Malignant Melanoma is a cancer of the skin and is defined as an out of control growth of the skin cells that produce the melanin. Normal skin cells, called melanocytes, contain melanin which provides color to our skin. The more melanin present in the skin, the darker the skin. Melanin provides protection against UV waves from the sun and their damaging effect. Melanoma is usually from overexposure to UV waves of the sun.
Literature suggests there are approximately 160,000 new cases of malignant melanoma are diagnosed each year and approximately 48,000 deaths are attributed to melanoma each year.
Malignant Melanoma’s severity is based on the depth of penetration into the epidermis and dermis. The depth of severity are defined by two classification systems:
- Clark”s classification describes the depth of penetration one sees on a histological slide. The depths are classified from 1-5 depending on the level progressing from superficial epidermis (level 1) to deep dermis/subcutaneous tissue (level 5).
- Breslow’s classification stages the tumor based on the measured depth of penetration of the growth from the epidermis into the dermis/subcutaneous tissue. The measurement is from level 1 (.75mm) to level 5 (Greater than 4mm).

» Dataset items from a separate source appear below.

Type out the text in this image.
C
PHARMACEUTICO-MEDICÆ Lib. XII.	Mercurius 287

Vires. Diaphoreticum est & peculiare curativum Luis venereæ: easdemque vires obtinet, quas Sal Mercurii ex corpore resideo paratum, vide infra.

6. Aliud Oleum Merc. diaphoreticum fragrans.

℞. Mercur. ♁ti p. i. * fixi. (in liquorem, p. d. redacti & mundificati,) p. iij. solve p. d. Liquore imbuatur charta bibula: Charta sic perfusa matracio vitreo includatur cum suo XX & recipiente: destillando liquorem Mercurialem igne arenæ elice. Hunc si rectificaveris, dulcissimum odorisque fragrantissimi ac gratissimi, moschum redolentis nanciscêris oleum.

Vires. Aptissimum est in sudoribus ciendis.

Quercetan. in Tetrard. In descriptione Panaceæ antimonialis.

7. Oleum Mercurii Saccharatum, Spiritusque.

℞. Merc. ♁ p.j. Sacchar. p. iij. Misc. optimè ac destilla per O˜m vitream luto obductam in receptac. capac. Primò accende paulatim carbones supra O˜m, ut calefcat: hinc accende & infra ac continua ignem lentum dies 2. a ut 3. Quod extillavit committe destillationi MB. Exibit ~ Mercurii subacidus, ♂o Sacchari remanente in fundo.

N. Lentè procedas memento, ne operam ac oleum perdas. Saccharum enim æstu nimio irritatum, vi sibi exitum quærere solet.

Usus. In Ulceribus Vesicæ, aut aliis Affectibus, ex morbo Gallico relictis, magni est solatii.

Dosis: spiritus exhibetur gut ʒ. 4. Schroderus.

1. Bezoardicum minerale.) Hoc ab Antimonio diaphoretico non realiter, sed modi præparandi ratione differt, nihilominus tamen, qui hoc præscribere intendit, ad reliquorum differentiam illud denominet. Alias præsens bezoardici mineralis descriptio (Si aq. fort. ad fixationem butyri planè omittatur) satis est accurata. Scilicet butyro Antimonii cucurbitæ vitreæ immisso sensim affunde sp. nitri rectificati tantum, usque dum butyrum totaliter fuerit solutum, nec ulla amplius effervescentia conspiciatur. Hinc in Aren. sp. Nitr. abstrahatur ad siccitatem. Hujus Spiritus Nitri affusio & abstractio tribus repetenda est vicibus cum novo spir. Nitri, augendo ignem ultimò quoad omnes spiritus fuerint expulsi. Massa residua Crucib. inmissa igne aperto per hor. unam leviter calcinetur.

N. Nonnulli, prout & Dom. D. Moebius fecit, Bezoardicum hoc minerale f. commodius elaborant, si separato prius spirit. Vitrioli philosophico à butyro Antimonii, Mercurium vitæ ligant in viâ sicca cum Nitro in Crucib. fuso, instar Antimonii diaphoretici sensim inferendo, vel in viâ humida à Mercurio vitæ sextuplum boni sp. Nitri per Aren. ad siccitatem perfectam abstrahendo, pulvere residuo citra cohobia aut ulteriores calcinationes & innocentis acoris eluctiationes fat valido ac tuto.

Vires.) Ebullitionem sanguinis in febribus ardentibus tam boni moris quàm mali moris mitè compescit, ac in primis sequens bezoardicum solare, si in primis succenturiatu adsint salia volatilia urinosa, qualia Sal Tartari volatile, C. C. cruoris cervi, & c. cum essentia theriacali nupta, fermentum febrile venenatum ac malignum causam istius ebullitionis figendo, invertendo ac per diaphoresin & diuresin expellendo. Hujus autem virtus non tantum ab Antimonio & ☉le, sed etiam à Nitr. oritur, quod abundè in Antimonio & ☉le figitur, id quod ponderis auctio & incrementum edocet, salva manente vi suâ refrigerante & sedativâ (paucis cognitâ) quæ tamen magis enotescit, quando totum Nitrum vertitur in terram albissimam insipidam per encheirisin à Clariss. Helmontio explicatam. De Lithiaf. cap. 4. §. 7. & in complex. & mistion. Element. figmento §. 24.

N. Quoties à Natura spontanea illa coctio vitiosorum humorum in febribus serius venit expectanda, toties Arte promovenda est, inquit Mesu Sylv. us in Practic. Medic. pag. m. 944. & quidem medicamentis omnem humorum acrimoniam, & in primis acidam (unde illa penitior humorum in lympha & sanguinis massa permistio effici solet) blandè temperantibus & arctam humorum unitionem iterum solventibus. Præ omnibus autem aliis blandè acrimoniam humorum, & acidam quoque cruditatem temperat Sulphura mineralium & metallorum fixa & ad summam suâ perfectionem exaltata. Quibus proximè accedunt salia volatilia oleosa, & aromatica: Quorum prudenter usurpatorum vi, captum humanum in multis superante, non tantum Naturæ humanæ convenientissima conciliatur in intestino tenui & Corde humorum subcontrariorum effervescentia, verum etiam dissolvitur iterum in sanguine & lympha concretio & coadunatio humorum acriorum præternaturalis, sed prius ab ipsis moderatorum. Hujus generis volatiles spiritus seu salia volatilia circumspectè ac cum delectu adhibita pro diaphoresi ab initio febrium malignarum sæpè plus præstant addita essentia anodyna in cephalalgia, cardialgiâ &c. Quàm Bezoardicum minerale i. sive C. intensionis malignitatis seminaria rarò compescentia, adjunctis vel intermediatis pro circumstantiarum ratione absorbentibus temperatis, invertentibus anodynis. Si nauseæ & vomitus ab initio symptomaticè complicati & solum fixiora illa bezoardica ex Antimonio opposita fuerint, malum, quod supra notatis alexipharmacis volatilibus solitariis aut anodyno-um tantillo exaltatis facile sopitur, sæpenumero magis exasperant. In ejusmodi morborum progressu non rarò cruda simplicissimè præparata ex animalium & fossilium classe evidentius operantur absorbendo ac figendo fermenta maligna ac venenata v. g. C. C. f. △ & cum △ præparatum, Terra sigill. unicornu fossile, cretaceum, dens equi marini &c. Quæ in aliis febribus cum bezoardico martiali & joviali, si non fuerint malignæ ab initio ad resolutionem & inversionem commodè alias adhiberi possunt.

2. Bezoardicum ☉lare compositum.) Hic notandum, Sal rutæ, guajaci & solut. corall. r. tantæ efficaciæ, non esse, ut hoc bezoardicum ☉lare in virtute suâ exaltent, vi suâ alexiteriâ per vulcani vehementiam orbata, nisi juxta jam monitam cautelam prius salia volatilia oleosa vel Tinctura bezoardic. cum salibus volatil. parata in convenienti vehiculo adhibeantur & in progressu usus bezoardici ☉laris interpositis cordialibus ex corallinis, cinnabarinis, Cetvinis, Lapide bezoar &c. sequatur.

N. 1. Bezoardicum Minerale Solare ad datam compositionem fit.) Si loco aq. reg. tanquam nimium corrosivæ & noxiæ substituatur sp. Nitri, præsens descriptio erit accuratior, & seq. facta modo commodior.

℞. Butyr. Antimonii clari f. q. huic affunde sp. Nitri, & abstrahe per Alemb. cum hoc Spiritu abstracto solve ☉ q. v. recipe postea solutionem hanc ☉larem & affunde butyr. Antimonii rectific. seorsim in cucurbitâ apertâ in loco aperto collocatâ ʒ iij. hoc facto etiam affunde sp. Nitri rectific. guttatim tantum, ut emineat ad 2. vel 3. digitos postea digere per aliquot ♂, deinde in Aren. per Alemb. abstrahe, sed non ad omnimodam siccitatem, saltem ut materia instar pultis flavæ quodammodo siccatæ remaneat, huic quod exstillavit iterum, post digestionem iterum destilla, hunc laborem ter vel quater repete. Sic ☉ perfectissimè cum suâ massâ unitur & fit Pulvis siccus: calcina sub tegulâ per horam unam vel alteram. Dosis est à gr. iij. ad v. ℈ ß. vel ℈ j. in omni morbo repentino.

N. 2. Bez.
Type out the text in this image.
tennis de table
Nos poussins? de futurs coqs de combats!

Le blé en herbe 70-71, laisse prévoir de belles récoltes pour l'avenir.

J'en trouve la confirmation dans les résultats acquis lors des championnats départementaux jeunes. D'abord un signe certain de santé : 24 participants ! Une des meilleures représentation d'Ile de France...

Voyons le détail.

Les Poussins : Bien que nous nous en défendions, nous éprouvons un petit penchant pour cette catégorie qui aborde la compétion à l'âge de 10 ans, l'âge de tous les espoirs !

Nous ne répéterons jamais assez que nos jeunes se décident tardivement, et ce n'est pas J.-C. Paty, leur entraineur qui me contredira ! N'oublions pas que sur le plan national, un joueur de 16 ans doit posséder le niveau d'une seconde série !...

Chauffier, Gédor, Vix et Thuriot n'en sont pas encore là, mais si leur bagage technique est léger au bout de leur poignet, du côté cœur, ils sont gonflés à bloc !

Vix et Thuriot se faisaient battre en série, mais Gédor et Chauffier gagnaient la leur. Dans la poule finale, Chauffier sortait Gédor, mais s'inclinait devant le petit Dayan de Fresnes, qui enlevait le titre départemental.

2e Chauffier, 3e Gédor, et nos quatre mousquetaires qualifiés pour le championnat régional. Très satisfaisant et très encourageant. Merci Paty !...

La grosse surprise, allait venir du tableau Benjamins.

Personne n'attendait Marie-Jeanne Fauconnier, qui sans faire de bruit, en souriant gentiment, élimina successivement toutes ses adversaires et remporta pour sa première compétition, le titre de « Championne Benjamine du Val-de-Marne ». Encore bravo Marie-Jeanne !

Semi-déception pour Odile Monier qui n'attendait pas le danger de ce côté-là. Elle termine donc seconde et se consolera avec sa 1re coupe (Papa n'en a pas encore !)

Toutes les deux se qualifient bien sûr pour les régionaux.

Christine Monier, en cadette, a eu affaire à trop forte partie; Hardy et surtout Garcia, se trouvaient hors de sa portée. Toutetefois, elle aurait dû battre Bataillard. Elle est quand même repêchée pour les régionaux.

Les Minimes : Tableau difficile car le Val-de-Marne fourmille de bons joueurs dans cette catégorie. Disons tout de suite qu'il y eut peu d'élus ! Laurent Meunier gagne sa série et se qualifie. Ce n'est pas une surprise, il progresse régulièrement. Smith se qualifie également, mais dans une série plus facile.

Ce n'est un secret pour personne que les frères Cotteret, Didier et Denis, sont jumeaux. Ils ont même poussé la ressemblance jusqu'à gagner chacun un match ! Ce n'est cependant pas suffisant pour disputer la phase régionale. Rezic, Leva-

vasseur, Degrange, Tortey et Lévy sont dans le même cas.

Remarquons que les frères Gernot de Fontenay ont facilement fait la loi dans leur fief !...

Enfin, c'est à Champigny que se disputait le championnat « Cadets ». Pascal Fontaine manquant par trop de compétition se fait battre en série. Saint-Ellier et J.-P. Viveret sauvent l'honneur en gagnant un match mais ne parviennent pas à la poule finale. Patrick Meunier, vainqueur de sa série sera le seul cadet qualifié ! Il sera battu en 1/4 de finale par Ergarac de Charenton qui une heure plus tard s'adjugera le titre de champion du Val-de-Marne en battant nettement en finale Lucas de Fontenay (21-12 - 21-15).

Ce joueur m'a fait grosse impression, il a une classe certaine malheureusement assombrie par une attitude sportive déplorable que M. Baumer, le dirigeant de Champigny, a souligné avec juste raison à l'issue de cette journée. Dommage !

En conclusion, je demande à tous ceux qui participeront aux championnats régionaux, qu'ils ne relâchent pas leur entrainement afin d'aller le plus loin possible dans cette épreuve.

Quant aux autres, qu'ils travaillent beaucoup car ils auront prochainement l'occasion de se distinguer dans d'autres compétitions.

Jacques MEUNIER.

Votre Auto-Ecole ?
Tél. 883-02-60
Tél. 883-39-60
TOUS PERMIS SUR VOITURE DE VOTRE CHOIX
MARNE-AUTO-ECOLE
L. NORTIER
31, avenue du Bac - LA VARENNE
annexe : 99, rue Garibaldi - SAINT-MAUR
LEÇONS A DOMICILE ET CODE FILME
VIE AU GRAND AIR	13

The malignancy can spread via the blood stream to other parts of the body and settle in the liver and lung.
Malignant melanoma presents as a dark or discolored lesion. Other characteristics included a raised surface, friability (easy to bleed), pain or burning. In general, soft tissue masses, and melanoma, can be best described based on the ABCD”s:
A: Asymmetry, or uneven shaped with one side larger than the other.
B: Boarders, irregular which present jagged and not smooth.
C: Color, changes from the normal skin color with usually a mix of color.
D: Diameter, a melanoma will enlarge over time whereas a “beauty mark” will remain the same size.
There are four types of Melignant Melanoma:
- Superficial spreading melanoma (70% of diagnosed cases)
- Nodular melanoma (15% of diagnosed cases)
- Lentigo maligna melanoma (10% of diagnosed cases)
- Acral lentiginous melanoma (5% of diagnosed cases)
Biopsy of the skin lesion is the only definitive diagnosis for malignant melanoma. Once submitted to pathology an accurate diagnosis can be performed. Following staging of the lesion, your Podiatric Physician can coordinate appropriate treatment.